Development and Modeling of a Robotic Restoration System Based on Laser Directed Energy Deposition

Abstract

Laser-based directed energy deposition (DED) technique has the potential for precise restoration of localized damage in high value components. This paper describes the indigenous development and sub-systems integration of a robotic restoration system based on laser DED. This system comprises of four modules: a robot for imparting desired outcome; 3 kW fiber laser as the energy source; powder feeder; and a quartz block head connected deposition head with co-axial powder delivery nozzle. In addition, a damage detection technique using a laser line scanner has been developed. Experimental characterization of the developed system is also presented. Laser DED involves a complex interplay of several physical phenomena, such as powder particle injection, melt pools formation, deposition spreading, and coupled metallo-thermomechanical behavior which induces residual stresses in the deposition and the substrate. In order to understand the complete process, each of these vital mechanisms needs to be studied. Computational fluid dynamics models have been developed to predict the flow and injection of powder particles via coaxial annular nozzle, melt pool spreading and deposition geometry.

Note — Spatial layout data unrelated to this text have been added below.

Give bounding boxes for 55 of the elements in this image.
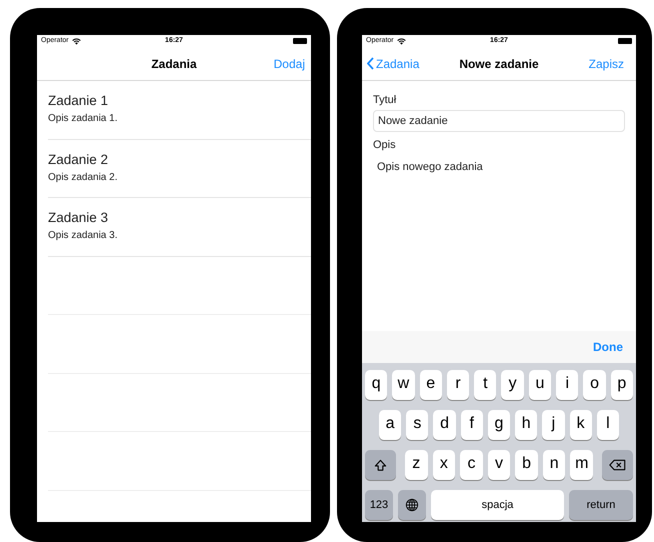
task-row[interactable]: Zadanie 1 Opis zadania 1.	[48, 81, 311, 140]
shift-arrow-icon	[374, 458, 387, 472]
keyboard-key[interactable]: y	[501, 370, 524, 400]
description-text-area[interactable]: Opis nowego zadania	[373, 160, 625, 174]
keyboard-key[interactable]: p	[610, 370, 633, 400]
keyboard-key[interactable]: b	[515, 450, 538, 480]
keyboard-key[interactable]: u	[528, 370, 552, 400]
task-description: Opis zadania 1.	[48, 113, 118, 125]
nav-title: Zadania	[151, 56, 197, 72]
keyboard-key[interactable]: q	[365, 370, 388, 400]
keyboard-key[interactable]: o	[583, 370, 606, 400]
keyboard-key[interactable]: e	[420, 370, 442, 400]
keyboard-key[interactable]: a	[379, 410, 402, 440]
keyboard-key[interactable]: d	[433, 410, 456, 440]
wifi-icon	[72, 38, 81, 44]
keyboard-key[interactable]: h	[515, 410, 538, 440]
battery-icon	[618, 38, 632, 44]
keyboard-key[interactable]: r	[446, 370, 470, 400]
chevron-left-icon	[367, 57, 374, 70]
return-key[interactable]: return	[569, 490, 633, 520]
keyboard-key[interactable]: v	[488, 450, 510, 480]
backspace-icon	[609, 459, 626, 471]
backspace-key[interactable]	[602, 450, 634, 480]
keyboard-key[interactable]: i	[556, 370, 578, 400]
keyboard-key[interactable]: z	[405, 450, 428, 480]
task-description: Opis zadania 2.	[48, 172, 118, 184]
keyboard-key[interactable]: m	[570, 450, 594, 480]
nav-title: Nowe zadanie	[459, 56, 539, 72]
keyboard-key[interactable]: l	[596, 410, 619, 440]
space-key[interactable]: spacja	[431, 490, 564, 520]
battery-icon	[293, 38, 307, 44]
wifi-icon	[396, 38, 406, 44]
keyboard-key[interactable]: j	[542, 410, 565, 440]
task-description: Opis zadania 3.	[48, 230, 118, 242]
field-label: Tytuł	[373, 93, 398, 107]
keyboard-key[interactable]: s	[406, 410, 428, 440]
keyboard-key[interactable]: n	[542, 450, 566, 480]
numbers-key[interactable]: 123	[365, 490, 393, 520]
task-title: Zadanie 2	[48, 152, 110, 168]
globe-key[interactable]	[398, 490, 426, 520]
field-label: Opis	[373, 138, 397, 152]
keyboard-key[interactable]: t	[474, 370, 496, 400]
keyboard-key[interactable]: c	[460, 450, 483, 480]
shift-key[interactable]	[365, 450, 396, 480]
task-title: Zadanie 1	[48, 93, 110, 109]
keyboard-key[interactable]: f	[460, 410, 483, 440]
keyboard-key[interactable]: x	[432, 450, 456, 480]
keyboard-key[interactable]: g	[488, 410, 510, 440]
task-row[interactable]: Zadanie 2 Opis zadania 2.	[48, 140, 311, 198]
keyboard-key[interactable]: k	[570, 410, 592, 440]
keyboard-key[interactable]: w	[392, 370, 415, 400]
task-row[interactable]: Zadanie 3 Opis zadania 3.	[48, 198, 311, 256]
task-title: Zadanie 3	[48, 210, 110, 226]
title-input[interactable]: Nowe zadanie	[373, 110, 625, 132]
globe-icon	[405, 498, 419, 512]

The major challenge in restoration via DED is the compromised service life of the restored part due to unfavorable residual stresses originating from differential thermal expansion/contraction, volume dilation and transformation plasticity. A fully coupled metallo-thermomechanical model has been presented in this paper. The residual stresses obtained from the model have been validated using residual stress measurements from X-ray diffraction and neutron diffraction techniques. Finally, process maps have been developed based on these physics-based models to obtain optimal process parameters to ensure favorable residual stresses, dilution and geometry in DED.